Il n’est pas contesté que Monsieur [X] n’a formulé aucune observation sur l’exécution provisoire en première instance, dès lors, il doit rapporter la preuve de l’existence de conséquences manifestement excessives qui se sont révélées postérieurement à la décision de première instance pour voir sa demande recevable.
Ce dernier ne fait valoir aucun moyen sur ce point.
Il fait état de difficultés de santé qui l’aurait amené postérieurement à la décision à cesser toute activité, cependant, il n’est produit à la procédure aucune pièce concernant cet état de fait, ni aucun autre qui serait postérieur à la décision déférée.
En conséquence de quoi, la demande portée par Monsieur [X] visant à voir suspendre l’exécution provisoire de la décision rendue par le tribunal judiciaire de Nîmes le 31 juillet 2024 est irrecevable.

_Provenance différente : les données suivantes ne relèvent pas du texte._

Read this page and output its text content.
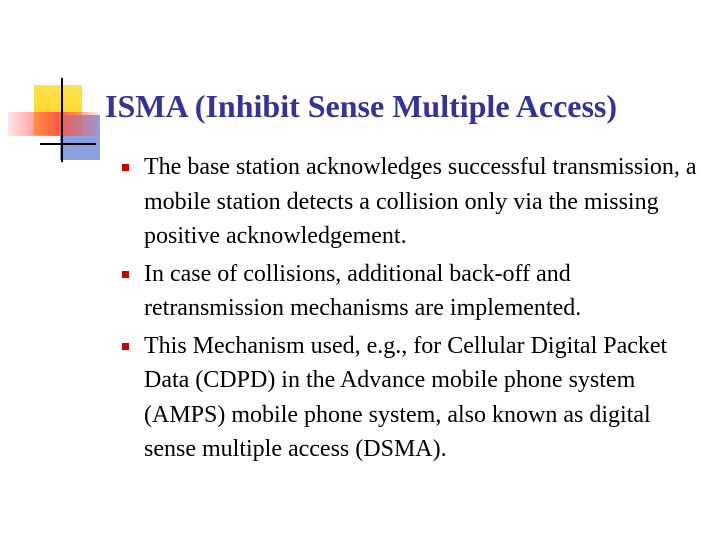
ISMA (Inhibit Sense Multiple Access)
The base station acknowledges successful transmission, a mobile station detects a collision only via the missing positive acknowledgement.
In case of collisions, additional back-off and retransmission mechanisms are implemented.
This Mechanism used, e.g., for Cellular Digital Packet Data (CDPD) in the Advance mobile phone system (AMPS) mobile phone system, also known as digital sense multiple access (DSMA).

Sur les frais irrépétibles et les dépens
Les circonstances de la cause et l’équité justifient de voir Monsieur [Z] [X] condamner à verser à la SAS Caveau Les Sablons la somme de 400 € sur le fondement des dispositions de l’article 700 du code de procédure civile.
Monsieur [Z] [X] qui succombe supportera la charge des entiers dépens de la présente procédure.
PAR CES MOTIFS
Nous S. Dodivers statuant sur délégation du premier président de la cour d’appel de Nîmes, en référé, par ordonnance contradictoire, en dernier ressort et mise à disposition au greffe,
DECLARONS Monsieur [Z] [X] irrrecevable à solliciter l’arrêt de l’exécution provisoire attachée à la décision rendue par le tribunal judiciaire Nîmes le 31 juillet 2024,
Condamnons Monsieur [Z] [X] à verser à la SAS Caveau Les Sablons la somme de 400 € sur le fondement des dispositions de l’article 700 du code de procédure civile,
Condamnons Monsieur [Z] [X] aux dépens de la présente instance de référé.
Ordonnance signée par Madame S. DODIVERS, Présidente de Chambre, et par Madame Véronique PELLISSIER, Greffière, présente lors du prononcé.